Alors que M. [H] ne verse aux débats aucun élément contredisant utilement les témoignages litigieux, qu’il ne prouve pas s’être présenté vainement au restaurant à de nombreuses reprises à compter du 1er octobre 2019, la première demande de sa part dont il justifie ayant été adressée à la gérante le 20 avril 2020 :'Bonsoir, je crois avoir laissé au resto mon contrat et mes fiches de paie, serait-il possible de les déposer dans ma boite aux lettre avec les papiers manquants de fin de saison’ celle-ci ayant été suivie le 25/05/2020 d’une mise en demeure adressée à cette dernière d’avoir à remettre ses documents de fin de contrat (pièce n°2), qu’elle lui a immédiatement adressé en retour le 26 mai 2020 's’étonnant de (son) attitude car je vous rappelle que je vous ai dit le jour même de la fin de votre contrat que les papiers vous attendraient au restaurant et que je vous ai rappelé de venir les chercher lorsque vous m’avez enfin payé le lave-vaisselle….nous ne nous sommes pas quitté en mauvais termes…'; il n’établit ni la mesure de rétorsion alléguée résultant de l’absence de paiement du prix du lave-vaisselle réglé depuis le 06/12/2019, soit plusieurs mois auparavant et ainsi le refus délibéré de l’employeur de lui remettre les documents litigieux ni s’être trouvé dans l’impossibilité de venir les chercher de sorte que le manquement de l’employeur à son obligation de remise des documents de fin de contrat n’étant pas démontré, M. [H] ne peut lui imputer la responsabilité de ses difficultés financières et du préjudice moral dont il réclame réparation.
En conséquence, les dispositions du jugement entrepris ayant constaté que l’employeur avait tenu à la disposition de M. [H] l’ensemble des documents de fin de contrat, que celui-ci ne démontrait pas leur refus de délivrance par l’employeur et l’ayant débouté de ses demandes de dommages-intérêts pour préjudice financier et pour préjudice moral sont confirmées.
Sur les dépens et les frais irrépétibles
Les dispositions du jugement entrepris ayant dit que chaque partie supporterait ses propres dépens sont infirmées.

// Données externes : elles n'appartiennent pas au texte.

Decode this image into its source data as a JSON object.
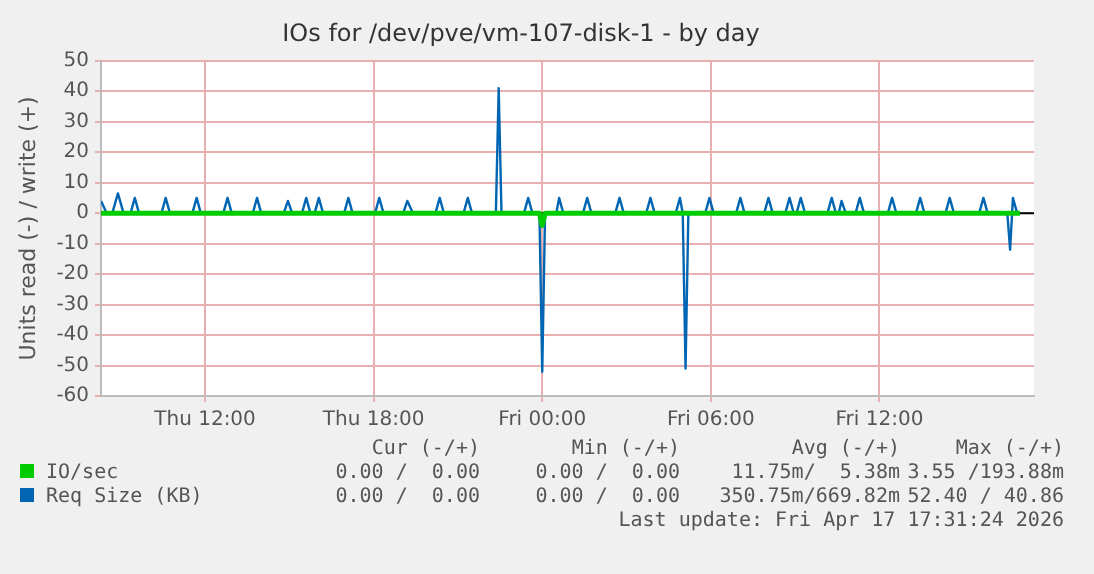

En revanche, celles ayant débouté les parties de leur demande au titre des frais irrépétibles exposés en première instance sont confirmées.

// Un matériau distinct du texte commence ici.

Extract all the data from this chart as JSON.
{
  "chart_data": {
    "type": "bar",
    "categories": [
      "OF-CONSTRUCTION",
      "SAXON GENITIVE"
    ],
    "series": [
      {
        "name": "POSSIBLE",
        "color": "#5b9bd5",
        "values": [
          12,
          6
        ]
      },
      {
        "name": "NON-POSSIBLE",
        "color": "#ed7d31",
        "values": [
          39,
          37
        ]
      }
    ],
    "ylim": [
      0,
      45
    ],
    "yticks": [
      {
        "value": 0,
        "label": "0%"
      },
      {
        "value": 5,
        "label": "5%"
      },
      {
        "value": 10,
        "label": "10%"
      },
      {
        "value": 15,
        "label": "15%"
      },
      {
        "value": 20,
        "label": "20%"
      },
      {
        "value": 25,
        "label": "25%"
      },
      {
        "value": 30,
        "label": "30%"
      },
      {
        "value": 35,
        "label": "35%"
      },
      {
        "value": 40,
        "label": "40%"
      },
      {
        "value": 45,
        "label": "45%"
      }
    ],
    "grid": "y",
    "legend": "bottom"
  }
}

M. [C] [H] est condamné aux dépens de première instance et d’appel et à payer à la SASU [1] une somme de 1.500 euros au titre de l’article 700 du code de procédure civile au titre des frais exposés en appel.
PAR CES MOTIFS
La Cour, après en avoir délibéré, statuant publiquement, par arrêt contradictoire prononcé par mise à disposition au greffe, les parties en ayant été avisées dans les conditions prévues à l’article 450 alinéa 2 du code de procédure civile et en matière prud’homale,
Confirme le jugement entrepris en toutes ses dispositions à l’exception de celles ayant dit que chaque partie supporterait ses propres dépens qui sont infirmées.
Statuant à nouveau et y ajoutant;
Condamne M. [C] [H] aux dépens de première instance et d’appel et à payer à la SASU [1] une somme de 1.500 euros au titre de l’article 700 du code de procédure civile.